I've taken care of Dev from the day she was born. Or so I felt like it. No really, it was like an eye opener for me. Joe was going at it again, beating me, knocking me on the floor and kicking my ribs and back. So many days I woul pray that he just break one rib, break one rib an have it puncture my lung and end my misery. I would sit beside mom, angry and bitter at her for the things she refused to stand up for. Like me. One day, when Devyn was older, my father, Joe, started going after her. That's the day I woke up and realized that I wasn't the only one going through this. I jumped in front of him and received every single hit that was meant for her. And I don't regret a moment of it.

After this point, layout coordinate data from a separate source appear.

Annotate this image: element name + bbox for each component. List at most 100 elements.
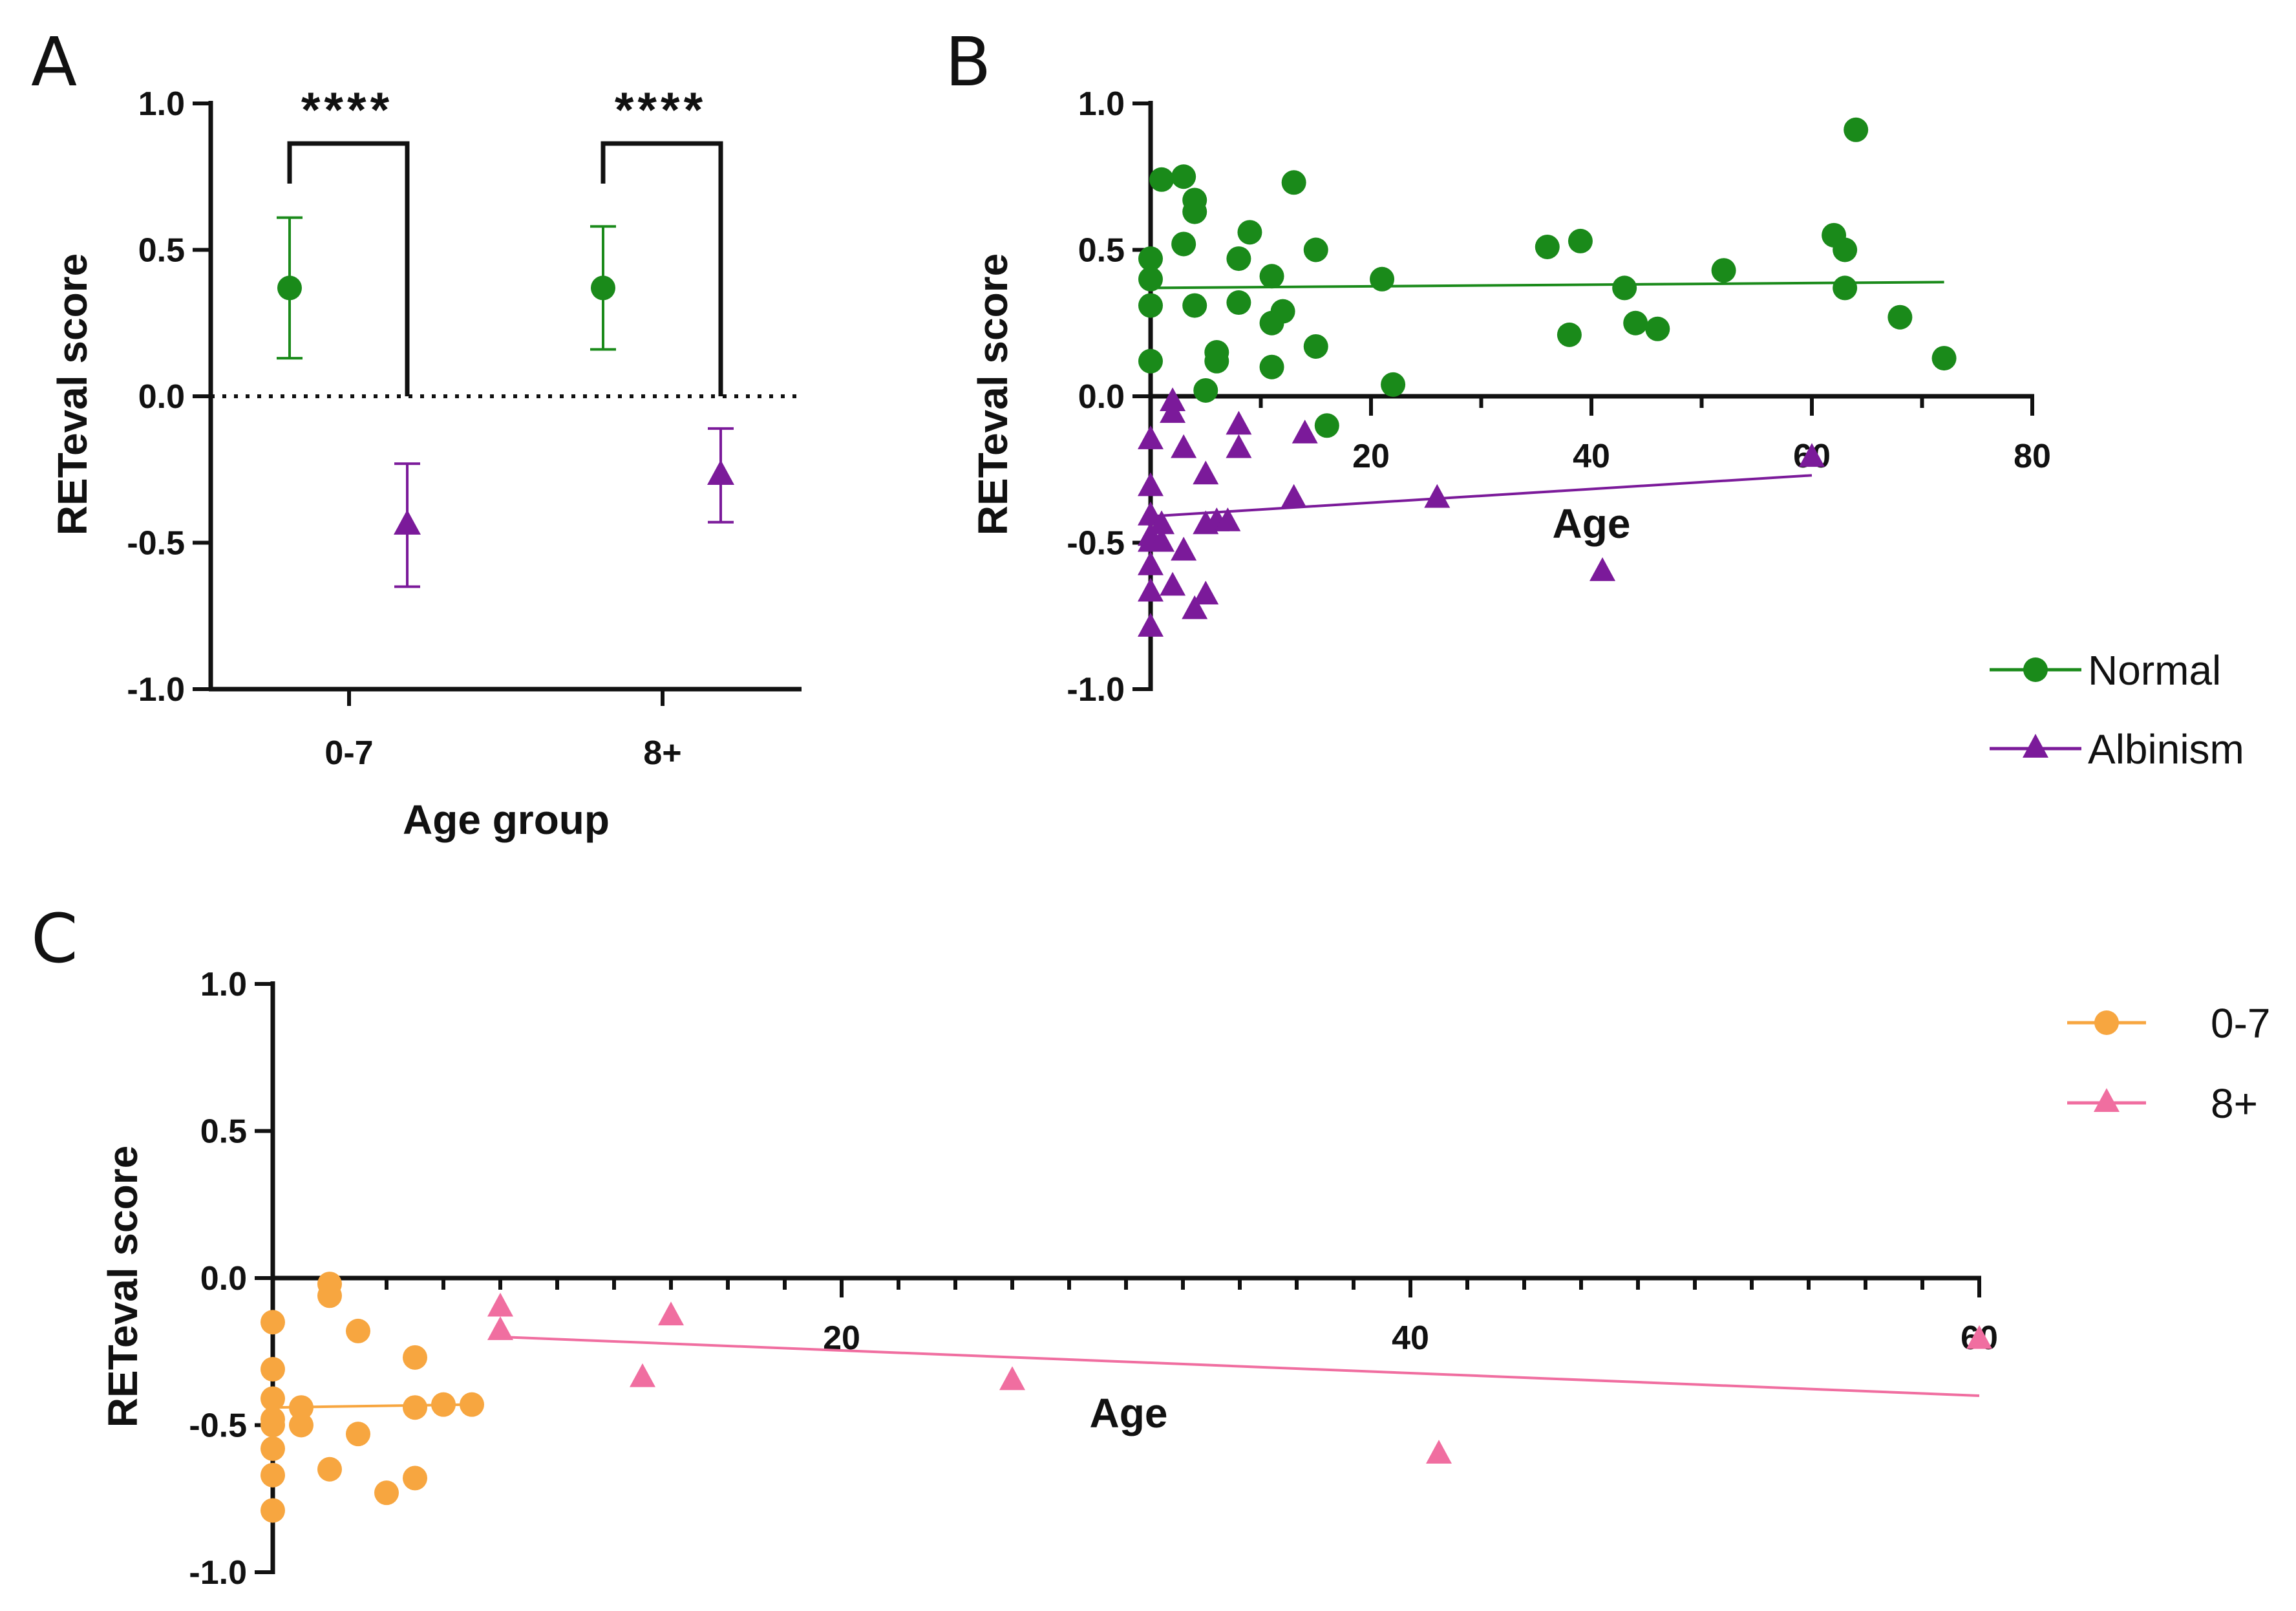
data-point-normal bbox=[1612, 275, 1637, 301]
data-point-0-7 bbox=[403, 1345, 427, 1370]
data-point-albinism bbox=[1182, 595, 1208, 619]
data-point-normal bbox=[1226, 290, 1251, 315]
data-point-normal bbox=[1138, 266, 1163, 292]
data-point-albinism bbox=[1138, 472, 1164, 496]
data-point-0-7 bbox=[403, 1395, 427, 1420]
data-point-0-7 bbox=[374, 1480, 399, 1506]
data-point-albinism bbox=[1138, 577, 1164, 602]
data-point-0-7 bbox=[260, 1386, 285, 1411]
data-point-normal bbox=[1303, 237, 1328, 262]
data-point-normal bbox=[1833, 275, 1858, 301]
x-tick-label: 20 bbox=[1352, 438, 1390, 475]
panel-a-x-label: Age group bbox=[403, 796, 610, 843]
legend-label: 0-7 bbox=[2211, 1000, 2271, 1047]
x-tick-label: 8+ bbox=[643, 734, 681, 772]
data-point-0-7 bbox=[346, 1422, 370, 1447]
data-point-0-7 bbox=[260, 1498, 285, 1523]
data-point-albinism bbox=[1226, 434, 1252, 458]
data-point-0-7 bbox=[317, 1283, 342, 1308]
panel-c-chart: 1.00.50.0-0.5-1.0204060 bbox=[189, 966, 1998, 1592]
data-point-albinism bbox=[1226, 411, 1252, 435]
significance-stars: **** bbox=[301, 83, 393, 138]
data-point-albinism bbox=[1138, 613, 1164, 637]
y-tick-label: 1.0 bbox=[1078, 85, 1125, 123]
data-point-albinism bbox=[1292, 420, 1318, 443]
data-point-8plus bbox=[630, 1363, 655, 1387]
trend-line-albinism bbox=[1150, 474, 1812, 518]
data-point-normal bbox=[1259, 354, 1284, 379]
data-point-8plus bbox=[1426, 1440, 1452, 1464]
legend-marker-circle bbox=[2094, 1010, 2119, 1035]
data-point-0-7 bbox=[289, 1395, 314, 1420]
panel-b-y-label: RETeval score bbox=[970, 253, 1016, 535]
legend-marker-circle bbox=[2023, 657, 2048, 682]
data-point-normal bbox=[1887, 304, 1913, 330]
legend-label: Albinism bbox=[2088, 726, 2244, 773]
x-tick-label: 80 bbox=[2014, 438, 2051, 475]
x-tick-label: 40 bbox=[1573, 438, 1610, 475]
panel-a-y-label: RETeval score bbox=[49, 253, 96, 535]
data-point-albinism bbox=[1799, 443, 1825, 467]
y-tick-label: 1.0 bbox=[200, 966, 247, 1003]
legend-age-group: 0-7 8+ bbox=[2067, 1000, 2271, 1127]
panel-a-chart: 1.0 0.5 0.0 -0.5 -1.0 0-7 8+ **** **** bbox=[127, 83, 802, 772]
data-point-0-7 bbox=[260, 1310, 285, 1335]
data-point-normal bbox=[1281, 170, 1306, 195]
data-point-normal bbox=[1303, 334, 1328, 359]
y-tick-label: -0.5 bbox=[127, 525, 185, 562]
data-point-0-7 bbox=[260, 1462, 285, 1488]
data-point-normal bbox=[1645, 316, 1670, 341]
data-point-normal bbox=[1138, 348, 1163, 374]
data-point-normal bbox=[1381, 372, 1406, 397]
data-point-normal bbox=[1171, 164, 1196, 189]
legend-marker-triangle bbox=[2023, 734, 2048, 758]
y-tick-label: -0.5 bbox=[1067, 525, 1125, 562]
significance-stars: **** bbox=[615, 83, 707, 138]
y-tick-label: -1.0 bbox=[1067, 671, 1125, 709]
data-point-albinism bbox=[1138, 551, 1164, 575]
data-point-0-7 bbox=[260, 1357, 285, 1382]
data-point-normal bbox=[1237, 220, 1262, 245]
trend-line-normal bbox=[1150, 281, 1944, 290]
data-point-normal bbox=[1370, 266, 1395, 292]
y-tick-label: 1.0 bbox=[138, 85, 185, 123]
data-point-normal bbox=[1171, 231, 1196, 257]
data-point-normal bbox=[1568, 228, 1593, 253]
data-point-0-7 bbox=[260, 1436, 285, 1461]
data-point-normal bbox=[1314, 413, 1339, 438]
legend-normal-albinism: Normal Albinism bbox=[1990, 647, 2244, 773]
x-tick-label: 40 bbox=[1392, 1319, 1429, 1357]
y-tick-label: -0.5 bbox=[189, 1407, 247, 1445]
legend-label: 8+ bbox=[2211, 1080, 2258, 1127]
data-point-8plus bbox=[1966, 1325, 1992, 1349]
data-point-albinism bbox=[1160, 571, 1186, 596]
significance-bracket bbox=[287, 141, 410, 396]
legend-marker-triangle bbox=[2094, 1088, 2120, 1112]
data-point-albinism bbox=[1171, 537, 1197, 561]
y-tick-label: 0.0 bbox=[138, 378, 185, 416]
data-point-albinism bbox=[1193, 581, 1219, 605]
data-point-normal bbox=[1149, 167, 1175, 192]
mean-point-albinism bbox=[394, 509, 421, 535]
data-point-albinism bbox=[1215, 507, 1241, 531]
data-point-0-7 bbox=[346, 1318, 370, 1343]
data-point-0-7 bbox=[317, 1456, 342, 1482]
data-point-normal bbox=[1931, 346, 1957, 371]
data-point-normal bbox=[1193, 378, 1218, 403]
mean-point-normal bbox=[277, 275, 302, 301]
data-point-normal bbox=[1623, 310, 1648, 336]
data-point-normal bbox=[1226, 246, 1251, 272]
y-tick-label: -1.0 bbox=[127, 671, 185, 709]
y-tick-label: 0.0 bbox=[1078, 378, 1125, 416]
x-tick-label: 0-7 bbox=[324, 734, 373, 772]
y-tick-label: 0.5 bbox=[138, 232, 185, 270]
data-point-8plus bbox=[999, 1366, 1025, 1391]
data-point-normal bbox=[1204, 348, 1229, 374]
data-point-normal bbox=[1535, 234, 1560, 259]
data-point-normal bbox=[1138, 246, 1163, 272]
data-point-8plus bbox=[487, 1316, 513, 1340]
data-point-albinism bbox=[1149, 510, 1175, 535]
data-point-0-7 bbox=[460, 1392, 484, 1417]
panel-b-x-label: Age bbox=[1553, 500, 1631, 547]
data-point-normal bbox=[1182, 199, 1207, 224]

We found out Dev had Leukemia. They had done treatments and she responded well, it went into remission. But now it's back. And I'm supposed to take care of her. But some asshole has taken that from me by marrying her and now... I don't know what to do with myself. So here I am, standing in the middle of the house, hands shoved in my pockets as I looked around. It was too empty. Too hollow. The echos of my depression tainted these walls. The scars of my pain lay in the cracks of the Sheetrock. And yet.... No one is here to cover them up.
So I welcome peace and quiet, the seductive bitches, and reach for another beer off the coffee table. I popped the top and thought about what I was going to do with myself. How I was going to find things to do in my spare time. But nothing came to mind except, my time on earth was expiring just as Dev's was. When she left, I'd leave.